The covenants were then recited and restated as part of deeds that allowed for some development near AELTC in about 1920’s - can’t off the top of my head remember exactly. But that is on Land Registry. AELTC was a party to those deeds.

The covenants were again recited in further deeds post WWII that again involved AELTC as a party.

The existence of the 1900 deed is recited in the sale of lands by Merton to AELTC.

How enforceable the 1900 deed is now is quite another question.

You can read excerpts from the text of the deeds here but unfortunately we can’t publish the images of them that we have in full as the current owner doesn’t want us to and we have to respect that.
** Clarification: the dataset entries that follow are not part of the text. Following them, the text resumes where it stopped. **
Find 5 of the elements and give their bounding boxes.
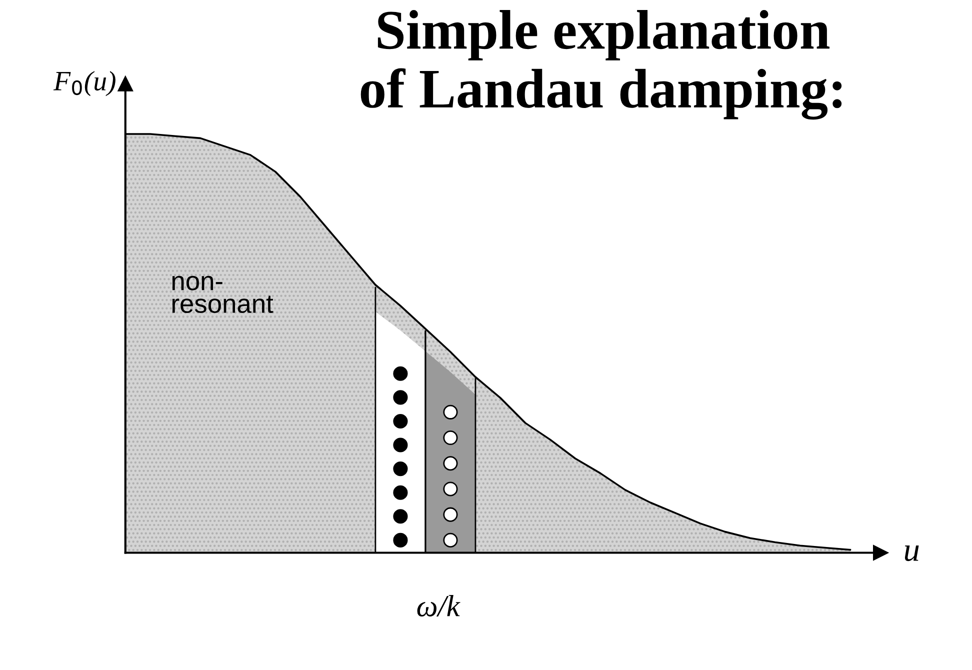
annotation: non- resonant [172,276,274,314]
chart-title: Simple explanation of Landau damping: [360,10,842,120]
text: F$_{0}$(u) [53,70,116,96]
x-axis-title: u [904,545,919,562]
text: ω/k [417,594,460,616]
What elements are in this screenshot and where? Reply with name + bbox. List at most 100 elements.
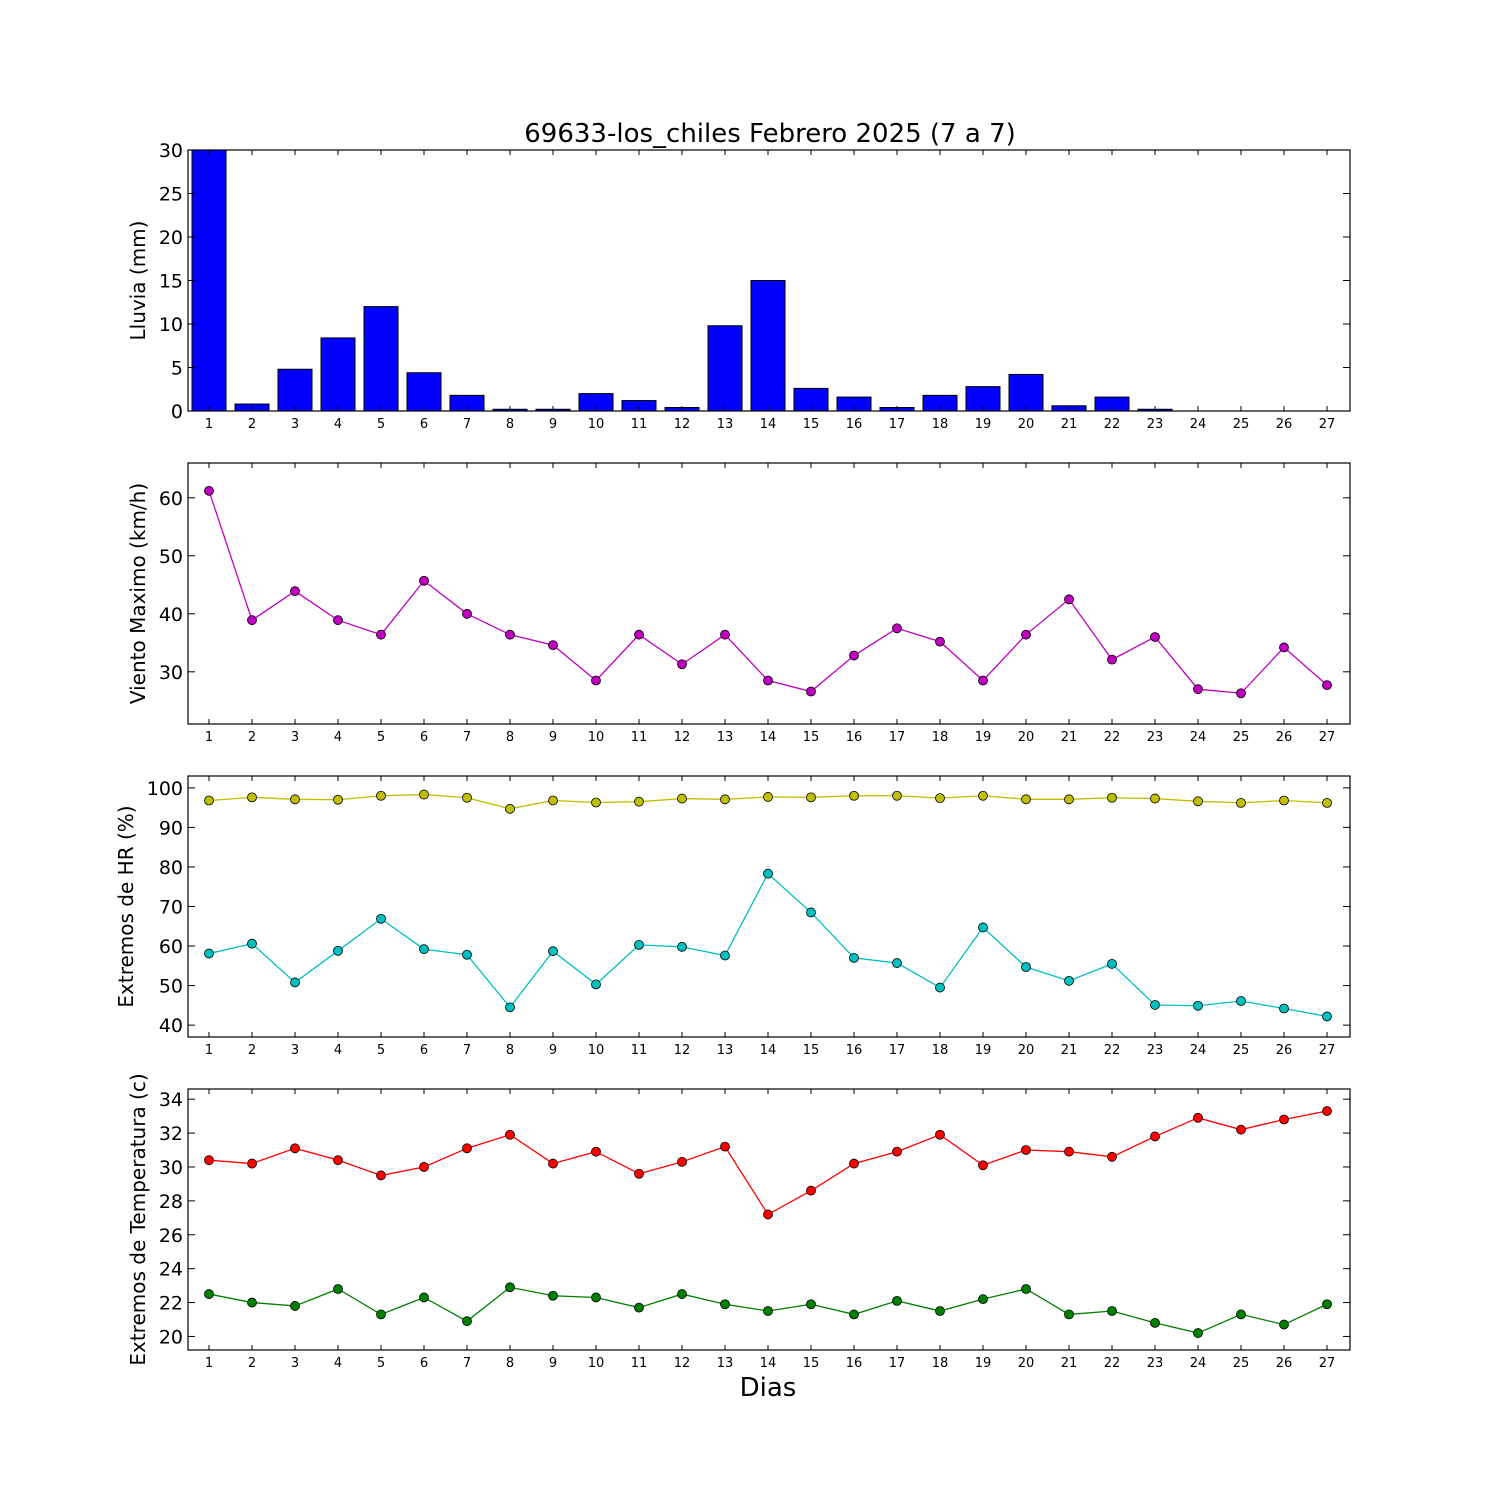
x-tick-label: 19 [975, 1043, 992, 1058]
data-point-4-2-day-6 [419, 1292, 429, 1303]
data-point-4-2-day-12 [677, 1289, 687, 1299]
data-point-3-1-day-18 [935, 793, 945, 804]
x-tick-label: 3 [291, 730, 299, 745]
x-tick-label: 20 [1018, 1356, 1035, 1371]
x-tick-label: 21 [1061, 1356, 1078, 1371]
data-point-4-2-day-2 [247, 1297, 257, 1308]
x-tick-label: 17 [889, 730, 906, 745]
x-tick-label: 3 [291, 417, 299, 432]
data-point-4-2-day-14 [763, 1306, 773, 1316]
x-tick-label: 21 [1061, 730, 1078, 745]
x-tick-label: 26 [1276, 1043, 1293, 1058]
data-point-2-1-day-13 [720, 629, 730, 640]
data-point-3-2-day-10 [591, 979, 601, 990]
data-point-3-1-day-19 [978, 790, 988, 801]
data-point-3-1-day-13 [720, 794, 730, 805]
data-point-3-2-day-9 [548, 946, 558, 957]
x-tick-label: 8 [506, 730, 514, 745]
data-point-3-2-day-19 [978, 922, 988, 933]
data-point-3-1-day-11 [634, 796, 644, 807]
x-tick-label: 1 [205, 730, 213, 745]
y-tick-label: 34 [159, 1089, 183, 1111]
x-tick-label: 25 [1233, 417, 1250, 432]
x-tick-label: 24 [1190, 417, 1207, 432]
x-tick-label: 15 [803, 417, 820, 432]
x-tick-label: 1 [205, 1356, 213, 1371]
x-tick-label: 1 [205, 1043, 213, 1058]
x-tick-label: 7 [463, 417, 471, 432]
y-tick-label: 15 [159, 271, 183, 293]
chart-panel-3: 1 2 3 4 5 6 7 8 9 10 11 12 13 14 15 16 17 18 19 20 21 22 23 24 2… [114, 775, 1351, 1058]
x-tick-label: 24 [1190, 730, 1207, 745]
data-point-4-2-day-3 [290, 1301, 300, 1311]
x-tick-label: 25 [1233, 1043, 1250, 1058]
x-tick-label: 1 [205, 417, 213, 432]
x-tick-label: 16 [846, 1043, 863, 1058]
data-point-3-2-day-18 [935, 982, 945, 993]
x-tick-label: 11 [631, 417, 648, 432]
y-tick-label: 20 [159, 1326, 183, 1348]
data-point-2-1-day-22 [1107, 654, 1117, 665]
y-tick-label: 30 [159, 1157, 183, 1179]
data-point-4-1-day-25 [1236, 1124, 1246, 1135]
data-point-4-2-day-8 [505, 1282, 515, 1293]
data-point-2-1-day-27 [1322, 680, 1332, 691]
data-point-3-2-day-25 [1236, 996, 1246, 1006]
x-tick-label: 18 [932, 1043, 949, 1058]
data-point-3-2-day-1 [204, 948, 214, 959]
y-tick-label: 60 [159, 936, 183, 958]
data-point-2-1-day-1 [204, 485, 214, 496]
data-point-2-1-day-17 [892, 623, 902, 634]
chart-panel-4: 1 2 3 4 5 6 7 8 9 10 11 12 13 14 15 16 17 18 19 20 21 22 23 24 2… [126, 1073, 1351, 1371]
x-tick-label: 22 [1104, 417, 1121, 432]
x-tick-label: 10 [588, 1356, 605, 1371]
data-point-4-1-day-4 [333, 1155, 343, 1166]
data-point-3-1-day-10 [591, 797, 601, 808]
x-tick-label: 14 [760, 1356, 777, 1371]
x-tick-label: 6 [420, 1043, 428, 1058]
data-point-3-2-day-27 [1322, 1011, 1332, 1022]
x-tick-label: 24 [1190, 1356, 1207, 1371]
data-point-2-1-day-3 [290, 586, 300, 597]
y-tick-label: 100 [147, 778, 183, 800]
x-tick-label: 16 [846, 730, 863, 745]
data-point-4-2-day-25 [1236, 1309, 1246, 1320]
data-point-3-1-day-20 [1021, 794, 1031, 805]
rain-bar-day-3 [277, 368, 313, 412]
data-point-4-1-day-15 [806, 1185, 816, 1196]
y-tick-label: 60 [159, 488, 183, 510]
data-point-4-2-day-15 [806, 1299, 816, 1310]
x-tick-label: 27 [1319, 417, 1336, 432]
x-tick-label: 9 [549, 730, 557, 745]
data-point-3-1-day-16 [849, 790, 859, 801]
data-point-4-1-day-24 [1193, 1112, 1203, 1123]
x-tick-label: 4 [334, 1043, 342, 1058]
x-tick-label: 13 [717, 1043, 734, 1058]
data-point-4-1-day-8 [505, 1129, 515, 1140]
y-tick-label: 70 [159, 897, 183, 919]
x-tick-label: 13 [717, 417, 734, 432]
data-point-4-2-day-27 [1322, 1299, 1332, 1310]
data-point-3-1-day-4 [333, 794, 343, 805]
data-point-3-1-day-6 [419, 789, 429, 800]
x-tick-label: 12 [674, 730, 691, 745]
x-tick-label: 26 [1276, 417, 1293, 432]
data-point-3-2-day-17 [892, 958, 902, 968]
data-point-4-2-day-18 [935, 1306, 945, 1316]
x-tick-label: 4 [334, 1356, 342, 1371]
data-point-3-1-day-8 [505, 803, 515, 814]
y-tick-label: 32 [159, 1123, 183, 1145]
data-point-3-1-day-12 [677, 793, 687, 804]
data-point-4-1-day-11 [634, 1168, 644, 1179]
data-point-4-1-day-17 [892, 1146, 902, 1157]
data-point-4-1-day-21 [1064, 1146, 1074, 1157]
x-tick-label: 19 [975, 417, 992, 432]
axes-frame-4 [187, 1088, 1351, 1351]
data-point-2-1-day-14 [763, 675, 773, 686]
data-point-4-1-day-10 [591, 1146, 601, 1157]
x-tick-label: 12 [674, 1356, 691, 1371]
data-point-3-2-day-21 [1064, 975, 1074, 986]
y-tick-label: 22 [159, 1293, 183, 1315]
x-tick-label: 13 [717, 730, 734, 745]
data-point-3-1-day-25 [1236, 797, 1246, 808]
It is a very impressive looking document! Land Registry have a copy.

It is worth bearing in mind that Wimbledon Park was bought from Lady Lane by Act of Parliament and to be held by Wimbledon Corporation - the forerunner of Merton.
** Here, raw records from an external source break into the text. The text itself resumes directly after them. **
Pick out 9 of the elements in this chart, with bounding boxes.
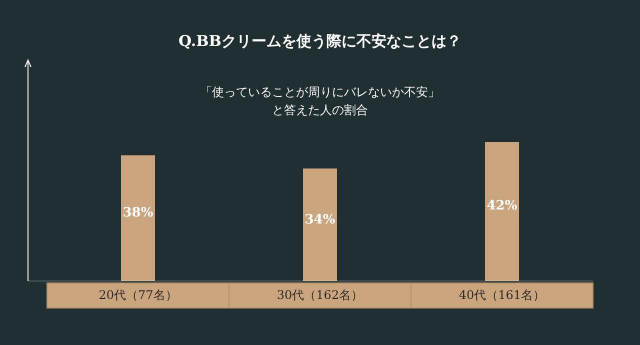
x-tick-label: 40代（161名） bbox=[458, 288, 546, 302]
x-tick-label: 20代（77名） bbox=[98, 288, 178, 302]
data-label: 42% bbox=[486, 198, 518, 214]
data-label: 38% bbox=[122, 205, 154, 220]
x-tick-label: 30代（162名） bbox=[276, 288, 364, 302]
text: と答えた人の割合 bbox=[272, 103, 368, 118]
chart-subtitle: 「使っていることが周りにバレないか不安」 bbox=[200, 85, 440, 100]
data-label: 34% bbox=[304, 212, 336, 228]
chart-title: Q.BBクリームを使う際に不安なことは？ bbox=[178, 32, 462, 50]
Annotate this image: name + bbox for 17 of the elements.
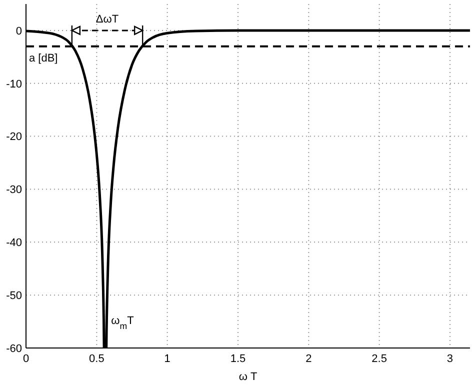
y-tick-label: -60 bbox=[6, 342, 22, 355]
y-tick-label: -10 bbox=[6, 78, 22, 90]
y-tick-label: 0 bbox=[16, 25, 22, 38]
annotation: ω$_{m}$T bbox=[111, 315, 134, 331]
y-tick-label: -30 bbox=[6, 184, 22, 196]
x-tick-label: 0.5 bbox=[89, 352, 104, 365]
x-tick-label: 2.5 bbox=[372, 352, 387, 365]
x-tick-label: 3 bbox=[446, 352, 454, 365]
x-tick-label: 1.5 bbox=[230, 352, 246, 365]
x-axis-title: ω T bbox=[238, 371, 258, 383]
y-tick-label: -40 bbox=[6, 237, 22, 250]
y-tick-label: -50 bbox=[6, 290, 22, 302]
y-tick-label: -20 bbox=[6, 131, 22, 144]
x-tick-label: 2 bbox=[306, 352, 312, 365]
x-tick-label: 1 bbox=[164, 352, 170, 365]
ref-line-label: a [dB] bbox=[29, 52, 58, 64]
annotation: ΔωT bbox=[96, 13, 119, 26]
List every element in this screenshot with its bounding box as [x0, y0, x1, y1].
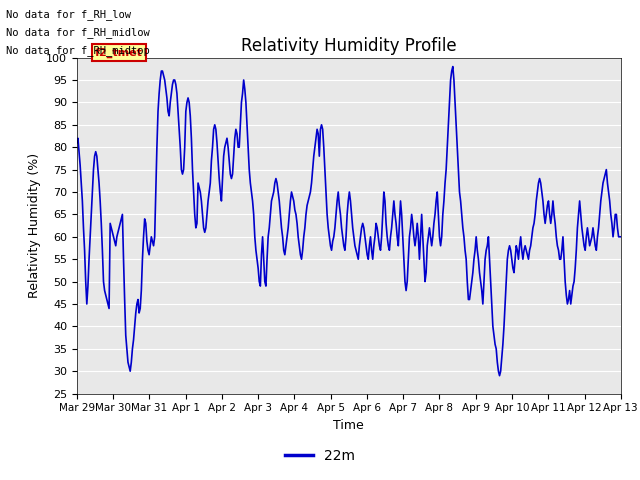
- Legend: 22m: 22m: [280, 443, 360, 468]
- Text: No data for f_RH_midlow: No data for f_RH_midlow: [6, 27, 150, 38]
- Text: No data for f_RH_midtop: No data for f_RH_midtop: [6, 45, 150, 56]
- Text: No data for f_RH_low: No data for f_RH_low: [6, 9, 131, 20]
- Text: f2_tmet: f2_tmet: [95, 48, 143, 58]
- Y-axis label: Relativity Humidity (%): Relativity Humidity (%): [28, 153, 40, 298]
- X-axis label: Time: Time: [333, 419, 364, 432]
- Title: Relativity Humidity Profile: Relativity Humidity Profile: [241, 36, 456, 55]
You can read some of the origional documents and text here -

https://www.olbc.co.uk/john-augustus-be ... -epilogue/

If you are interested there is a collection of early aerial photos (starting 1911) here -

https://www.olbc.co.uk/wimbledon-park-t ... aeltc-era/

And if you are really flush for time you can see exactly where Beaumont ‘borrowed’ the money to buy Wimbledon Park from [with the original bank books and Earl Spencer maps deed plans and deeds] here -

https://www.olbc.co.uk/john-augustus-be ... rk-estate/

https://www.olbc.co.uk/where-did-john-a ... k-estates/

Given how craven and fawning Merton are with respect AELTC there is a real fear that AELTC will bamboozle Merton into closing Wimbledon Park Road - which was created [from a footpath] by….John Augustus Beaumont!